What Is a Last Will and Testament?
A last will and testament is a legal document that is used to communicate a person’s final wishes on what should be done with that person’s assets. A last will and testament essentially dictates whether the estate of the decedent shall be passed to another person, or if it shall be donated to charity. A person, through a last will and testament, may also communicate who shall gain custody of descendants. A properly-prepared will also reduces the tax liability that descendants have to pay in order to inherit the assets left behind.
How Does a Last Will and Testament Work?
The person writing a last will and testament is referred to as the “testator”. A last will and testament contains instructions from the testator on what to do with the testator’s estate, assets, and (if the testator has a child who needs care) custody of descendants. A will names a still-living person as the “trustee”, who is responsible for carrying out the wishes of the testator as indicated in the last will and testament.
The probate court is the supervising authority that ensures that the executor carries out the wishes of the executor. When the testator dies, the executor must now carry out the instructions written on the last will and testament.
What a Last Will and Testament Means for Descendants
As mentioned earlier, a last will and testament outlines how a testator’s assets should be distributed when the testator dies. In essence, the testator is able to define who gets what and how much, and ensures that the decedent’s assets are kept away from people they don’t want their assets to be given to (such as estranged relatives). This also means that descendants will no longer need to deal with probate court in order to inherit the assets that the testator intends to leave to them. Descendants will be able inherit the asset without having to spend money on taxes A testator may also choose to give some assets as gifts in order to offset the estate taxes that descendants need to pay.
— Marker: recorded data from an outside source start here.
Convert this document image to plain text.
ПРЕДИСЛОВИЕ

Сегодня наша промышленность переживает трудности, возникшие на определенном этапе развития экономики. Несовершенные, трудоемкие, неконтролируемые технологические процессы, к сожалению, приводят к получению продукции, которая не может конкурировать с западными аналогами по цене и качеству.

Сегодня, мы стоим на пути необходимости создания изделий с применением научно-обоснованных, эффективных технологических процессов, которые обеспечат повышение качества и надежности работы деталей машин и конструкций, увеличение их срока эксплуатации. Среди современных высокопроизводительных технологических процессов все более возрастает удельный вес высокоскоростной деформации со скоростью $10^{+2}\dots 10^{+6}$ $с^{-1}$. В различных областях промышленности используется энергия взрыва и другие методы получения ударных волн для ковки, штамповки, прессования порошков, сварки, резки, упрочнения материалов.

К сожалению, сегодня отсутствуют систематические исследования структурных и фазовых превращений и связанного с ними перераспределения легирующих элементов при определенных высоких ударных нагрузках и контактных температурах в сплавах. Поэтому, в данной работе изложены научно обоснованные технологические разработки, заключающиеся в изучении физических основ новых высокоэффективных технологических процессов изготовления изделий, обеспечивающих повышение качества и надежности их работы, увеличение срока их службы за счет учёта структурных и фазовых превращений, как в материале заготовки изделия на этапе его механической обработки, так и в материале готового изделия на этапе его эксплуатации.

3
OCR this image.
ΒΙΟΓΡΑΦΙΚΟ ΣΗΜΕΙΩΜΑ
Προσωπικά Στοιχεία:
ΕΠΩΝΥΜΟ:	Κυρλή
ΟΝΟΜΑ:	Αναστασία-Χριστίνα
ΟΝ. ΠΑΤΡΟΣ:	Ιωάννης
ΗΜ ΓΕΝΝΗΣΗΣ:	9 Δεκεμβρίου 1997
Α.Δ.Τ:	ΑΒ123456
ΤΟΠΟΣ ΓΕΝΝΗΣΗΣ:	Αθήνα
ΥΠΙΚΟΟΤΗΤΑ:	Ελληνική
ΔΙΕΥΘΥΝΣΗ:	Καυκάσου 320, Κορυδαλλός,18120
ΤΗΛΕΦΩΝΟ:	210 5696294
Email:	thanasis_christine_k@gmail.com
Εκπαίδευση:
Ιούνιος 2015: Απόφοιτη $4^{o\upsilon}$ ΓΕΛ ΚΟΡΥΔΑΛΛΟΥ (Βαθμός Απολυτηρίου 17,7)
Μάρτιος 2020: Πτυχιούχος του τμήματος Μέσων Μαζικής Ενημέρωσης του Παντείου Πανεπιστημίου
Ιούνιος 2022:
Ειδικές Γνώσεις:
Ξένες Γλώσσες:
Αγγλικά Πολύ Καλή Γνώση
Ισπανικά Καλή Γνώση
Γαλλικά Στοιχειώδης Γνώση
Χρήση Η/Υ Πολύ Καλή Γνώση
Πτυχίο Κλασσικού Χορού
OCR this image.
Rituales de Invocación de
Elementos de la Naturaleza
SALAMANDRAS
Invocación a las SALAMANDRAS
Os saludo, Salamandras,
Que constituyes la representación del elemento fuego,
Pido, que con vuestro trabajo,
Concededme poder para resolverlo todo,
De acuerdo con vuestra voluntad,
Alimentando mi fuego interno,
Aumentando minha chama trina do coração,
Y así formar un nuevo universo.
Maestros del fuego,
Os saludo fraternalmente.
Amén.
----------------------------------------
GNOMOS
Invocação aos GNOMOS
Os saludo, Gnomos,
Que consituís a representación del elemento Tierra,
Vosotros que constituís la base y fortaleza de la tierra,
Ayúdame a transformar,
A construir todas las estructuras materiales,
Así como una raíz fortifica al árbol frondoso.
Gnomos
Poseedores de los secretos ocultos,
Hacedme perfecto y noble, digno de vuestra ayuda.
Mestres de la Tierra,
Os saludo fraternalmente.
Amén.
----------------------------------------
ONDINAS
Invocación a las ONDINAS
What Happens When an Individual Dies Without a Will?
When a person dies intestate (without a will), the state shall now oversee the dispensation of the decedent’s assets. This is usually done through a set formula where in half of the decedent’s estate is given to the spouse, and the other half is given to the children. The matter becomes more complicated when the children the decedent leaves behind are minors. This is when the probate court appoints a guardian to look after the children. Dying without a will means that your heirs could spend months in court in order to settle your estate. Besides the estate taxes that your heirs need to pay, they will also have to pay an additional 2% to 4% of the value of the estate being distributed for attorney and court fees.
How Does a Will Differ From a Trust?
While both wills and trusts are legal instruments that are used to bequeath assets to heirs, they differ in terms of the number of parties involved, the period at which they become active, and the involvement of probate court.
- Will only become executable upon the death of the testator while trusts are active from the day they are written.
- Wills deal only with the testator and the successor trustee, while trusts deal with a trustor, trustee, and a beneficiary.
- Finally, with wills, there is no need to go to the probate court, but if there is no will to execute, there are no remedies to minimize the involvement of the court, while with trusts, if a property is not assigned to a beneficiary, a Heggstad Petition may be filed in order to avoid probate court.